One of those signs is the new Congressional Progressive Caucus Afghanistan-Pakistan Task Force
initiated by caucus Co-Chair Raul M. Grijalva. Beginning this month,
the task force will host a series of six forums that address the many
issues involved in Afghanistan policy, including: Afghan history; US
strategic interests; regional and international influences; role of the
military; and a comprehensive plan. Although topics will be explored
from a progressive perspective "each panel or forum is about education,
about laying out a range of options; not promoting a predetermined
agenda." The task force will use these forums -- which will be open to
the public -- to craft a policy recommendation for the entire caucus
(the largest caucus in Congress). Stay tuned for a detailed schedule by
the end of next week.

Also, CPC member Rep. John Tierney has already taken the initiative
to raise tough questions as Chair of the Subcommittee on National
Security and Foreign Affairs. Tierney held a hearing on "Afghanistan and Pakistan: Understanding a Complex Threat Environment"
which included testimony from Paul Pillar, former National Intelligence
Officer for the Near East and South Asia. (You might recall Pillar for
shedding light on cherry-picked intelligence
in the run-up to the Iraq War.) Tierney and Pillar both asked whether
it's in our national security interest to send more troops to
Afghanistan to prevent a safe haven for Al Qaeda when it already has
one in Pakistan and could easily establish them in Yemen, Somalia,
Sudan, Algiers, etc.?

Senator Russ Feingold has also been clear and outspoken in laying
out why we must not repeat the mistake of rushing to escalate in
Afghanistan. Recently, he e-mailed campaign supporters to again express
his concern. He linked to his strong Christian Science Monitorop-ed
in which he writes: "Few people seem willing to ask whether the main
solution that's being talked about- sending more troops to Afghanistan
- will actually work."

In a recent article, Nation
Editorial Board member Tom Hayden laid out some of the issues which
might be explored in Congressional hearings, including: exit strategy
and timelines; transparent budgeting; disclosure of casualties;
corruption in contracting; and human rights. "If the truth is fully
disclosed," Hayden argues, "the American people will be better able to
decide on whether to support these wars in the days ahead."

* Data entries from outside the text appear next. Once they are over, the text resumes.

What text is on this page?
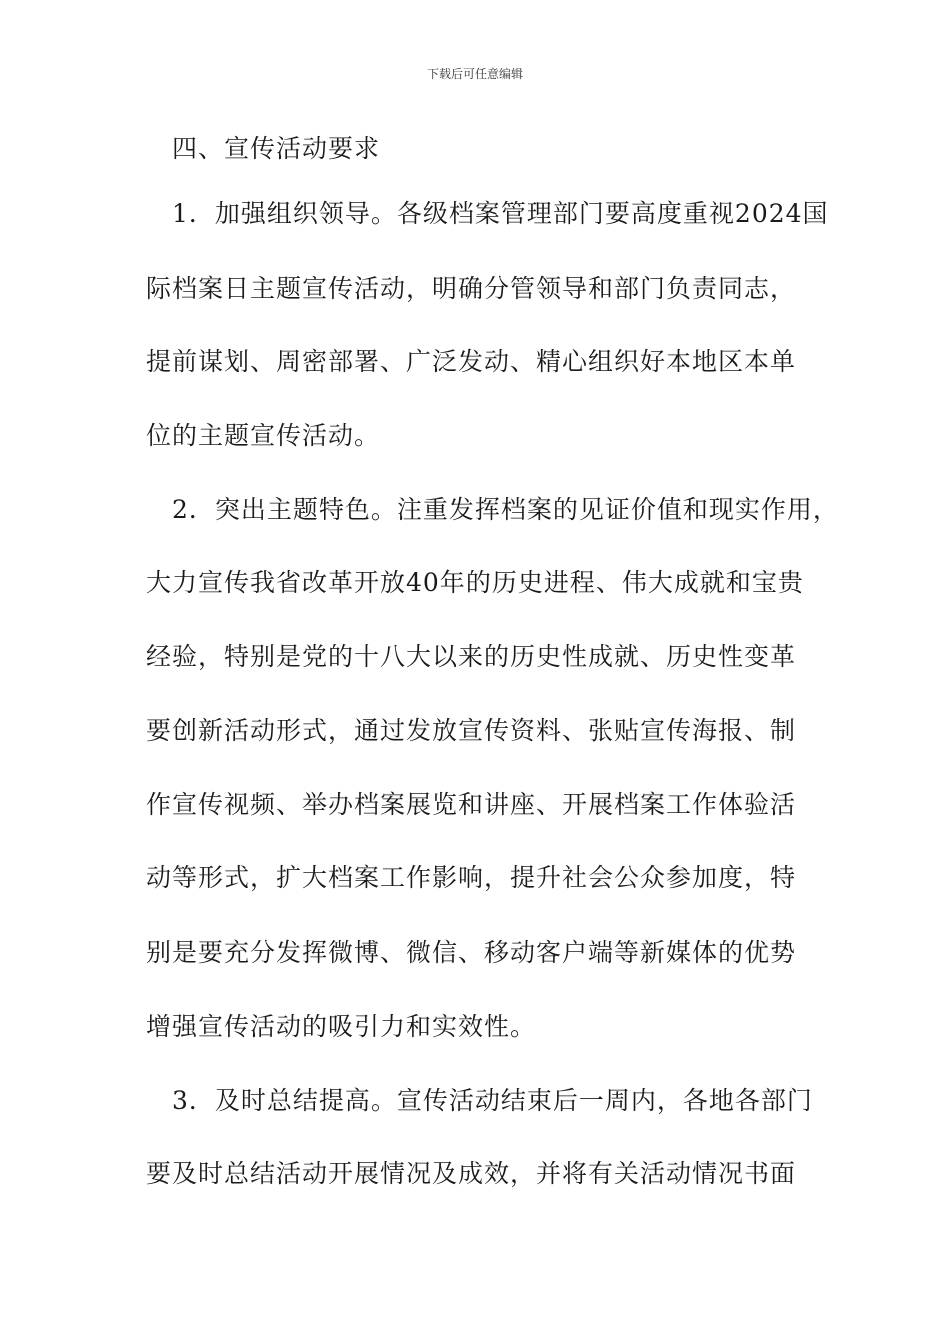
下载后可任意编辑
四、宣传活动要求
1．加强组织领导。各级档案管理部门要高度重视2024国
际档案日主题宣传活动，明确分管领导和部门负责同志，
提前谋划、周密部署、广泛发动、精心组织好本地区本单
位的主题宣传活动。
2．突出主题特色。注重发挥档案的见证价值和现实作用，
大力宣传我省改革开放40年的历史进程、伟大成就和宝贵
经验，特别是党的十八大以来的历史性成就、历史性变革
要创新活动形式，通过发放宣传资料、张贴宣传海报、制
作宣传视频、举办档案展览和讲座、开展档案工作体验活
动等形式，扩大档案工作影响，提升社会公众参加度，特
别是要充分发挥微博、微信、移动客户端等新媒体的优势
增强宣传活动的吸引力和实效性。
3．及时总结提高。宣传活动结束后一周内，各地各部门
要及时总结活动开展情况及成效，并将有关活动情况书面
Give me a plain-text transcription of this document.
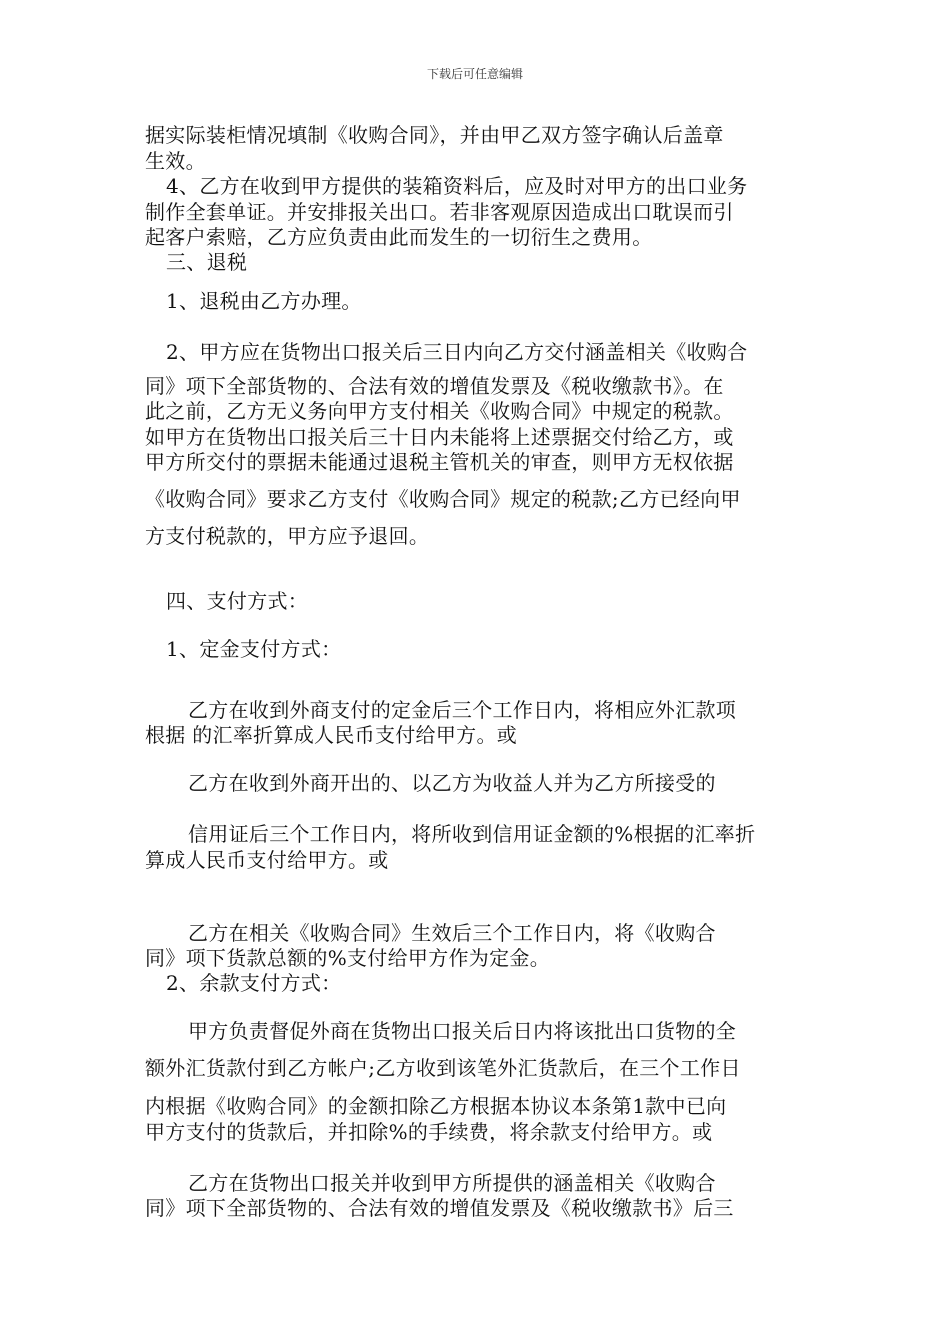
下载后可任意编辑
据实际装柜情况填制《收购合同》，并由甲乙双方签字确认后盖章
生效。
4、乙方在收到甲方提供的装箱资料后，应及时对甲方的出口业务
制作全套单证。并安排报关出口。若非客观原因造成出口耽误而引
起客户索赔，乙方应负责由此而发生的一切衍生之费用。
三、退税
1、退税由乙方办理。
2、甲方应在货物出口报关后三日内向乙方交付涵盖相关《收购合
同》项下全部货物的、合法有效的增值发票及《税收缴款书》。在
此之前，乙方无义务向甲方支付相关《收购合同》中规定的税款。
如甲方在货物出口报关后三十日内未能将上述票据交付给乙方，或
甲方所交付的票据未能通过退税主管机关的审查，则甲方无权依据
《收购合同》要求乙方支付《收购合同》规定的税款;乙方已经向甲
方支付税款的，甲方应予退回。
四、支付方式：
1、定金支付方式：
乙方在收到外商支付的定金后三个工作日内，将相应外汇款项
根据 的汇率折算成人民币支付给甲方。或
乙方在收到外商开出的、以乙方为收益人并为乙方所接受的
信用证后三个工作日内，将所收到信用证金额的%根据的汇率折
算成人民币支付给甲方。或
乙方在相关《收购合同》生效后三个工作日内，将《收购合
同》项下货款总额的%支付给甲方作为定金。
2、余款支付方式：
甲方负责督促外商在货物出口报关后日内将该批出口货物的全
额外汇货款付到乙方帐户;乙方收到该笔外汇货款后，在三个工作日
内根据《收购合同》的金额扣除乙方根据本协议本条第1款中已向
甲方支付的货款后，并扣除%的手续费，将余款支付给甲方。或
乙方在货物出口报关并收到甲方所提供的涵盖相关《收购合
同》项下全部货物的、合法有效的增值发票及《税收缴款书》后三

Public pressure is crucial if we are going to convince more of our
representatives to demand hearings and put a halt to escalation -- and
then begin the work of pushing the Administration to seek alternative,
non-military solutions. This week, Peace Action and 16 other national
organizations asked members of Congress to sign a letter to President Obama
calling on him to reconsider his escalation proposal. So far eight
members have signed on. The letter reads in part: "If the intent is to
leave behind a stable Afghanistan capable of governing itself, this
military escalation may well be counterproductive. A recent study by
the Carnegie Endowment has concluded that 'the only meaningful way to
halt the insurgency's momentum is to start withdrawing troops. The
presence of foreign troops is the most important element driving the
resurgence of the Taliban.'"

Robert Greenwald of Brave New Films -- one of my fellow-supporters of the anti-escalation coalition, -- is doing valuable work with his new documentary, Rethink Afghanistan, and asking people to sign a petition calling for immediate congressional oversight hearings.

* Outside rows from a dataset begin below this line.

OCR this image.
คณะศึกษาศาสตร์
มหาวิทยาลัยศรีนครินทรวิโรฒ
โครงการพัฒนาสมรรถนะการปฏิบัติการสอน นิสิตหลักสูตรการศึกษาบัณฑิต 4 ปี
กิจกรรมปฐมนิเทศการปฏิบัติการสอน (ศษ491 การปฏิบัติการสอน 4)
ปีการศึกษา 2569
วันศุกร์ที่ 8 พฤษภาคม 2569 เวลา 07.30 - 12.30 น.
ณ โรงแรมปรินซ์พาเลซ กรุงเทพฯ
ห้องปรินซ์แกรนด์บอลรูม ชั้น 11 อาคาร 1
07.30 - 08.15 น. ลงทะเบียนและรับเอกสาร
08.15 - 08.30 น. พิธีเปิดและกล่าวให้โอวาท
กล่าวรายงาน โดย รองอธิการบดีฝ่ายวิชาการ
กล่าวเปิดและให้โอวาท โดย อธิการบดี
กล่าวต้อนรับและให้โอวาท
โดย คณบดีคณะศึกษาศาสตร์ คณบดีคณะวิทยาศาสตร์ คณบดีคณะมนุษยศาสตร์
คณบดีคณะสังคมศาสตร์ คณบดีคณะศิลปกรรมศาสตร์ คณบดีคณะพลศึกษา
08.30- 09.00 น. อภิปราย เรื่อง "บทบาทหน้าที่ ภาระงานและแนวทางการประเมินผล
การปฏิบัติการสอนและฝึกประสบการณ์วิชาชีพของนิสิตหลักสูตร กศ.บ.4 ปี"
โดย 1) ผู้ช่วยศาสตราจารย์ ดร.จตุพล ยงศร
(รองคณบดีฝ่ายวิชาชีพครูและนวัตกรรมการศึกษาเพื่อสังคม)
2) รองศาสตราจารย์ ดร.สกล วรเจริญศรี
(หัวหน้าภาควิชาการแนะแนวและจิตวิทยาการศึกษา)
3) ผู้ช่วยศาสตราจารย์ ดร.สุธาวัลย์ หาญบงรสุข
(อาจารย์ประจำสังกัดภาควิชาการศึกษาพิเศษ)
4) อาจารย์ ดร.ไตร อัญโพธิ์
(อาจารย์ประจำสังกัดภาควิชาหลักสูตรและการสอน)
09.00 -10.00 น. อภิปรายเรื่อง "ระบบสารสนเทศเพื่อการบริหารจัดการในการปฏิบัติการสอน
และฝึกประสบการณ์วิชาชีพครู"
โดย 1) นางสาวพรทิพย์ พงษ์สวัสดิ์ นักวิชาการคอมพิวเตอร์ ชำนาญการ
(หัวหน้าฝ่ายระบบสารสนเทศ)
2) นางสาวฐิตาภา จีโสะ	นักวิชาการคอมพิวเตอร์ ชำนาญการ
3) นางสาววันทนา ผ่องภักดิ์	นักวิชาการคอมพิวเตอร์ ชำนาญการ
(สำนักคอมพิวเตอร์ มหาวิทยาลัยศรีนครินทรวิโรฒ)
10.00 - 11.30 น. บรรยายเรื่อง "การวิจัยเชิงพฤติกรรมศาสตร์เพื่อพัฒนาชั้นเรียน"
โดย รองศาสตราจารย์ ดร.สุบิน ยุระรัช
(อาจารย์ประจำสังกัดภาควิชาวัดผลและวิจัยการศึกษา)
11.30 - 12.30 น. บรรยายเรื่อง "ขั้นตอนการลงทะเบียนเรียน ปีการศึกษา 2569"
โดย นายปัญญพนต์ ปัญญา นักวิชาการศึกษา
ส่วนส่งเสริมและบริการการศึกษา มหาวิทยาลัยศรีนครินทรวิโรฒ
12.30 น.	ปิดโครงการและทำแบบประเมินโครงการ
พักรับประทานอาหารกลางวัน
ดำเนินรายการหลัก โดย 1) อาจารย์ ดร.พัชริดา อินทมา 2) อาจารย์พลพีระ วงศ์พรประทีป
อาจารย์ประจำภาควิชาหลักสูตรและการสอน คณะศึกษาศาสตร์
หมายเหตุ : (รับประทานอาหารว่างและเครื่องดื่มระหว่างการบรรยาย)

"The President has demonstrated his commitment to plurality of
opinion and open debate on issues that impact our country most
profoundly...." Greenwald wrote. "This documentary... will foster the
kind of discussion, debate and dissent Obama has called for, hopefully
serving as a driving force to help make oversight hearings a reality."

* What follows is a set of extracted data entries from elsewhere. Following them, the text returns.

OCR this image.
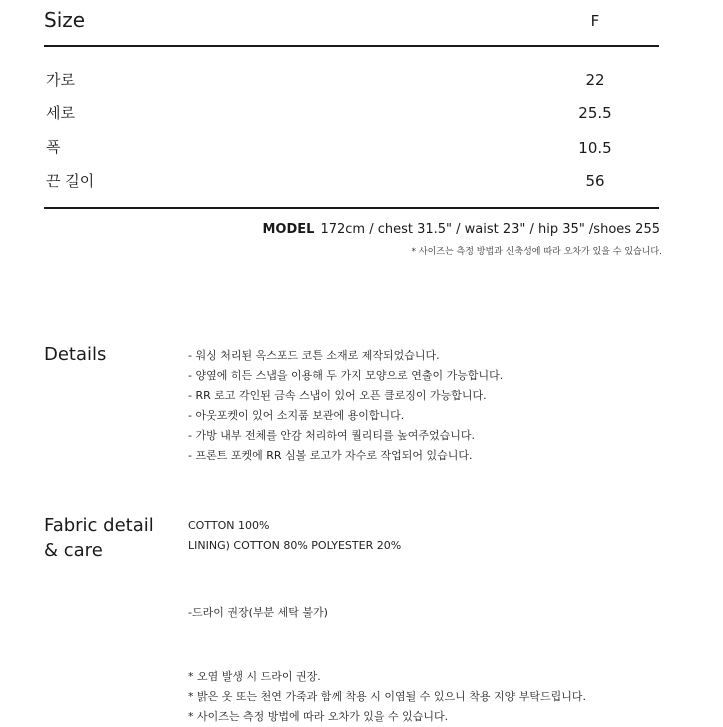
Size	F
가로	22
세로	25.5
폭	10.5
끈 길이	56
MODEL 172cm / chest 31.5" / waist 23" / hip 35" /shoes 255
* 사이즈는 측정 방법과 신축성에 따라 오차가 있을 수 있습니다.
Details	- 워싱 처리된 옥스포드 코튼 소재로 제작되었습니다.
- 양옆에 히든 스냅을 이용해 두 가지 모양으로 연출이 가능합니다.
- RR 로고 각인된 금속 스냅이 있어 오픈 클로징이 가능합니다.
- 아웃포켓이 있어 소지품 보관에 용이합니다.
- 가방 내부 전체를 안감 처리하여 퀄리티를 높여주었습니다.
- 프론트 포켓에 RR 심볼 로고가 자수로 작업되어 있습니다.
Fabric detail
& care
COTTON 100%
LINING) COTTON 80% POLYESTER 20%
-드라이 권장(부분 세탁 불가)
* 오염 발생 시 드라이 권장.
* 밝은 옷 또는 천연 가죽과 함께 착용 시 이염될 수 있으니 착용 지양 부탁드립니다.
* 사이즈는 측정 방법에 따라 오차가 있을 수 있습니다.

We need more strong actions such as these to increase pressure for
constructive, non-military solutions. It would be good to see the
coalition at Accountability Now
-- devoted to preventing the opening of "government coffers for
looting" and building a different kind of economy -- get involved in
this fight.

President Obama repeatedly said during his campaign that the
definition of insanity is doing the same thing over and over and
expecting different results. We can't afford to repeat the mistake of
blind escalation in Afghanistan as we did in Iraq and Vietnam.